Now for a string of video testimonials from people like J.C. Penney CTO Kristen Blum. But CEO of Jamba Juice James White is here in person.

White talks about the convergence of online and offline, customer satisfaction, incremental traffic and brand strengthening, while my mind wanders to flavors of smoothies.

Marcus is back to recap. His big theme is scale, and he says that word a bunch of times to describe PayPal’s different categories: online, mobile, different sizes of businesses.

The offline launch will enable PayPal to tap into a market that’s 17 times as large as what it has today, Marcus says.

That was short and sweet. PayPal had given a target of 20 major retailers by year’s end, so announcing 15 in May in addition to Home Depot is pretty far along.

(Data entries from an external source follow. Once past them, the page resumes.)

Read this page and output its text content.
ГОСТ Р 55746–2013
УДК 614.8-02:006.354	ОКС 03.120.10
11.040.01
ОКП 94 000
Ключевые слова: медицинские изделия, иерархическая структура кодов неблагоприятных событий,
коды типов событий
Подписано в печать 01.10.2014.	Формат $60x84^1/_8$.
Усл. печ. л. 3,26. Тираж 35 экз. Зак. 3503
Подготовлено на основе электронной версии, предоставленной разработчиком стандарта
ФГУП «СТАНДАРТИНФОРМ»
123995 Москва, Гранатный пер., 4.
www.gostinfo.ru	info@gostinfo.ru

10:55 am: Okay, got the full list of retailers. Here they are: Abercrombie & Fitch, Advance Auto Parts, Aéropostale, American Eagle Outfitters, Barnes & Noble, Foot Locker, Guitar Center, Jamba Juice, J.C. Penney, Jos. A. Bank Clothiers, Nine West, Office Depot, Rooms To Go, Tiger Direct and Toys “R” Us.

That list includes some overlap with Google Wallet, including American Eagle Outfitters, Foot Locker and Jamba Juice. It seems clear that retailers are willing to try multiple strategies to see what works best.